Buffy looked down at her hands, wringing them. "Um . . . I know this is probably gonna sound as if it's coming from outta left field somewhere, but it's not. I think it's something I've known subconsciously for a while now." Gathering her thoughts and her courage, she looked across at him, capturing his hesitant eyes in a somber gaze. He stopped breathing, waiting for the inevitable bombshell. "See, I realized that I--"
The shill ring of his cellphone stopped her from saying the words he didn't want to hear. Sloshing his tea over his hand, Giles jumped to answer it, snatching it from his belt holster before the third ring. To say that Buffy looked utterly dismayed that he had chosen a telephone call over her was something of an understatement. There was real hurt in her eyes as he flipped open the phone and held it to his ear.
It was Collinson again. Giles only half-listened as his associate reported that the alleged Council break-in had been revealed as nothing more than one very crafty cat crawling through the air conditioning duct system before tripping the alarm in Medical. At that moment, Giles could care less about the break-in, either way. All he could hear was the sound of his heart thumping wildly against his chest, as he stalled for time, watching Buffy watching him.
"I see," Giles said into the phone.
"So there's no real need for you to come in to HQ this afternoon," Collinson said. "Enjoy the rest of your day off, old man, and I'll see you in the morning."
"Yes, I will." Collinson hung up. With the phone still to his ear, Giles' next words were to empty, dead air. "I'll be right there."
He pressed the OFF button under the pretense of ending the call, looked at the keypad, and then speed dialed his driver, who, like Mrs. Pendleton and the other staff, resided in Tyndall's servant quarters--a small apartment building situated just behind the manor house. He told Peter to have the car around front in two minutes, sharp. Keeping his gaze diverted from Buffy's, Giles hung up for a second time.
"You're going into work?" she asked, quietly shocked. "Now?"
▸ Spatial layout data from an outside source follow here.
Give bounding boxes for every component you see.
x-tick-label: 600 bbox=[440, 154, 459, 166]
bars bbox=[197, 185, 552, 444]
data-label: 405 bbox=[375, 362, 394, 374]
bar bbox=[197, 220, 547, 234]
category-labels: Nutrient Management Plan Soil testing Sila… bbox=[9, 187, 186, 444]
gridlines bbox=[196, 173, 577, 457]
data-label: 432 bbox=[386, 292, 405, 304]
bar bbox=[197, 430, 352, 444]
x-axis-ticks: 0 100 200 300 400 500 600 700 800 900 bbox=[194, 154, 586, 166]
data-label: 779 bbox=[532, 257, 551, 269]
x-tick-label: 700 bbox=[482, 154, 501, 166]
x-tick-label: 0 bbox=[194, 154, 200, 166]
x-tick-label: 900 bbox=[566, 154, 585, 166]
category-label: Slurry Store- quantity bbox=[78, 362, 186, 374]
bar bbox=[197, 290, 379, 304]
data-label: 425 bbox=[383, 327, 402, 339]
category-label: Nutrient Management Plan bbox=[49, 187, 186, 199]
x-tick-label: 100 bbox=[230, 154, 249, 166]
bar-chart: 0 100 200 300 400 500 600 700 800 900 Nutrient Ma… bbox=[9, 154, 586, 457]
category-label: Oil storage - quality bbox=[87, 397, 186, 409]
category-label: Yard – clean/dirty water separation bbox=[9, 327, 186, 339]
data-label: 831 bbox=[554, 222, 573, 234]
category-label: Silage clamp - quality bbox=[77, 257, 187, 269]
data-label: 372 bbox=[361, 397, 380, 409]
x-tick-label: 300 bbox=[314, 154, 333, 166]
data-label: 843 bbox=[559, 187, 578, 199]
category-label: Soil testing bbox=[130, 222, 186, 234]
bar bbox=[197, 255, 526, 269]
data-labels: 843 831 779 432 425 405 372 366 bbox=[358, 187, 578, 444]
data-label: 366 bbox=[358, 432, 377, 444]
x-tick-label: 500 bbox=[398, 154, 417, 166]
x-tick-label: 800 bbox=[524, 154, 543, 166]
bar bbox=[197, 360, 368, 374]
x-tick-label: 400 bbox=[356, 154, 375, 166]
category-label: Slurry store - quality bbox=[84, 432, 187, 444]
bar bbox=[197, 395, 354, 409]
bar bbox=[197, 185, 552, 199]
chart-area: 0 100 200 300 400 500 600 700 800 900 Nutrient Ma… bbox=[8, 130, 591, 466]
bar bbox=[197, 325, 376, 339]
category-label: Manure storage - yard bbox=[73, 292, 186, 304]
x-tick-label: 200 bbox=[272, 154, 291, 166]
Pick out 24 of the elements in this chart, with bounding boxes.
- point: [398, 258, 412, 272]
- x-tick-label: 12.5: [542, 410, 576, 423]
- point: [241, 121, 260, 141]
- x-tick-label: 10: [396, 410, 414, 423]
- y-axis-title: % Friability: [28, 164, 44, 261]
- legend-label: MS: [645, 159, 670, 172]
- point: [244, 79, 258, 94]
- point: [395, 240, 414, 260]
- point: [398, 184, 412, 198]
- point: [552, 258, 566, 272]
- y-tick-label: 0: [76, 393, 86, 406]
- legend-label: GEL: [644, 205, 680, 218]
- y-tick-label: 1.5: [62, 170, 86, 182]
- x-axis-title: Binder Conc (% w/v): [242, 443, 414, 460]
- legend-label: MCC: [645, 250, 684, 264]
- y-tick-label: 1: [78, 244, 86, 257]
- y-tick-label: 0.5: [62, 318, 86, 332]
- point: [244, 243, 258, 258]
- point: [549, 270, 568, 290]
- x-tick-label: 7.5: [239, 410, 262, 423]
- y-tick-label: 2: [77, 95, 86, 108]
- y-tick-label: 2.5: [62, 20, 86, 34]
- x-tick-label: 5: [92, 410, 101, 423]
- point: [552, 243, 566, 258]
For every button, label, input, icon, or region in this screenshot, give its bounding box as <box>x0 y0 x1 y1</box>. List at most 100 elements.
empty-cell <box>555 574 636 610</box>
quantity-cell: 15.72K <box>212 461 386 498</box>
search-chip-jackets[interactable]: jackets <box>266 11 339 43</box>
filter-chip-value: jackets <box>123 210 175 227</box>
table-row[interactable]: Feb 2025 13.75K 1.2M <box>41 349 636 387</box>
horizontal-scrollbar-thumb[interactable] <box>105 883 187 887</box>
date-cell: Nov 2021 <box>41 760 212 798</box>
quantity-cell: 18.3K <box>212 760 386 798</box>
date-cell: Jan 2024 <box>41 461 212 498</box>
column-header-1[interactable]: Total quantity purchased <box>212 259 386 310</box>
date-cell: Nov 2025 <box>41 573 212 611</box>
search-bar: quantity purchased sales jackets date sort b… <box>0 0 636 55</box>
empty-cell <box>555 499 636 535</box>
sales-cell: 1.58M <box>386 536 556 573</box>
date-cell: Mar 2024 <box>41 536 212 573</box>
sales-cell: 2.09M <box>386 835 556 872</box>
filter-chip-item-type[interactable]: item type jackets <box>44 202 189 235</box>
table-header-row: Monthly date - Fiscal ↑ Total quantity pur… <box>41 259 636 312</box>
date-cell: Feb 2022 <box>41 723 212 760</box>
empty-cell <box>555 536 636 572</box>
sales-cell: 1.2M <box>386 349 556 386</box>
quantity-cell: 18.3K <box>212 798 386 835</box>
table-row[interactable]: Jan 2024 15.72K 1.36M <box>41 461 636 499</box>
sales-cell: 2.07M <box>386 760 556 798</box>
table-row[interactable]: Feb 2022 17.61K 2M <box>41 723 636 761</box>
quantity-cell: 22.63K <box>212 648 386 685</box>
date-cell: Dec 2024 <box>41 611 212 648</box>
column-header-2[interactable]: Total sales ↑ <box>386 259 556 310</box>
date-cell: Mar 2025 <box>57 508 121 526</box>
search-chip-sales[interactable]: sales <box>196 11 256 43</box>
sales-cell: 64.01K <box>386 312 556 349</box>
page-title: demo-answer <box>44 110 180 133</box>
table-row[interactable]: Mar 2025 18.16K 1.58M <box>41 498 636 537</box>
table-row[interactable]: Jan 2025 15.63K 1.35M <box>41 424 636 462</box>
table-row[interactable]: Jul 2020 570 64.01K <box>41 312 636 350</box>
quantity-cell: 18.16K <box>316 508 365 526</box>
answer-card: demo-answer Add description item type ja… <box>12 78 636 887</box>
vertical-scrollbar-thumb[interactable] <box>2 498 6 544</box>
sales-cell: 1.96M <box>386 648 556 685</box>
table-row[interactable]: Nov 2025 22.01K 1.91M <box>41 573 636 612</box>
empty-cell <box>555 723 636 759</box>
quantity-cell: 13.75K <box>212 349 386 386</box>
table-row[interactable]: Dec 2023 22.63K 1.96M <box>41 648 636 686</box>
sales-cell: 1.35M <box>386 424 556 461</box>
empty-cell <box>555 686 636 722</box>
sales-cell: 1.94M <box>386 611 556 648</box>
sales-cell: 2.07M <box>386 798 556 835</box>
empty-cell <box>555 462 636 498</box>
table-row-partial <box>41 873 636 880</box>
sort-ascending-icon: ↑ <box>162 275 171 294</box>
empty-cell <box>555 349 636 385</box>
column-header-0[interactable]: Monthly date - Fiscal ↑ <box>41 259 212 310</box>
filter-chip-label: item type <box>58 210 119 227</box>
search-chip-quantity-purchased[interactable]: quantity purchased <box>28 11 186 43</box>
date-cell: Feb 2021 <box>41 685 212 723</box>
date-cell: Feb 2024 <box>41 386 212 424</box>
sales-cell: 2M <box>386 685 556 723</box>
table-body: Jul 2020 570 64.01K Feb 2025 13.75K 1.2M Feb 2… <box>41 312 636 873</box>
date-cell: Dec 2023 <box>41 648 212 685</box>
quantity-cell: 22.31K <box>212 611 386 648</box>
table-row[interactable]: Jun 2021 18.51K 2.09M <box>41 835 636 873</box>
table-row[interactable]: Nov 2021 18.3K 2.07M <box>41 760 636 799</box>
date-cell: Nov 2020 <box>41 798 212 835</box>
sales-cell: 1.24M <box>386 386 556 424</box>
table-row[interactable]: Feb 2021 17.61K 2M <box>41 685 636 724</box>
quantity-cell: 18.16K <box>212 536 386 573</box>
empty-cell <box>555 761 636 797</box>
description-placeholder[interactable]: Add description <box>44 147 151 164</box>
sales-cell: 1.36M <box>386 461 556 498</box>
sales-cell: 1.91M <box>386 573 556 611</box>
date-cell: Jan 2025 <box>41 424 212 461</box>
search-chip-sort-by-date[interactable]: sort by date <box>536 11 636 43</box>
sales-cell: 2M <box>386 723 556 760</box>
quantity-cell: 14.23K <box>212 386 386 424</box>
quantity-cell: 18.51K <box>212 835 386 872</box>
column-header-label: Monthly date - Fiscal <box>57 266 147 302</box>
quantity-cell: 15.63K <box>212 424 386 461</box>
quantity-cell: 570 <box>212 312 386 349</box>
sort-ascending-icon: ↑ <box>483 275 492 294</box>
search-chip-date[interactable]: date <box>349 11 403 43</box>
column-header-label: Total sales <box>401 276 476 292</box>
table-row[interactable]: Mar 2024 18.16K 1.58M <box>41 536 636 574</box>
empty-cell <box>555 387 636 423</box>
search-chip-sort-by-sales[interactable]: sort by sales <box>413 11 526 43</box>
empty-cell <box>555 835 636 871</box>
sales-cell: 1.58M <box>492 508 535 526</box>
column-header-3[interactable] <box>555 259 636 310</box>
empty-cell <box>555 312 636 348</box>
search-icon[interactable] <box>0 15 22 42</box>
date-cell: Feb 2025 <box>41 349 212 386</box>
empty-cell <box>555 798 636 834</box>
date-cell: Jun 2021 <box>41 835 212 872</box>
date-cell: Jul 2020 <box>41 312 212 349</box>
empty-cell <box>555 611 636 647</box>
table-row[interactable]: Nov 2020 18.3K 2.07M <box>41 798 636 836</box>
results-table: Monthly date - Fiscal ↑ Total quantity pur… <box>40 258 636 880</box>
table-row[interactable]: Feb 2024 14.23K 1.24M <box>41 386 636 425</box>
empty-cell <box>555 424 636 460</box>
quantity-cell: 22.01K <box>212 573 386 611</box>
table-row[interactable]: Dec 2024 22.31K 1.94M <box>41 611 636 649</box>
"I have to. There's been a break-in." Giles stood before she could object. He knew he was simply postponing the inevitable, but he just couldn't handle hearing what she had to say.
He glanced at her, readying an apologetic smile for his pending departure, but the expression of absolute hurt on her face cut him to the quick. He was undoubtedly a bounder and a cad.
"But . . . I wanted to talk to you."
"We'll talk later," he promised falsely, head down to avoid eye contact and already turning for the drawing room door. "Tell Mrs. Pendleton not to hold supper for me."
There had been many times in his life when Giles had proven his courage in the face of unfavorable conditions or insurmountable odds, but this wasn't one of them. The heels of his boots echoed off the flagstone floor, as he walked the length of the main hall towards the front door of Tyndall Manor, fast as his long strides could carry him. He didn't look back as he grabbed his coat, but he could feel Buffy's wounded gaze boring into his back from afar. He was wrong; he wasn't a bounder or a cad. He was a coward, and at that moment, he was doing what cowards did best.
Giles was running away, because he just wasn't brave enough to hear the woman he loved say goodbye.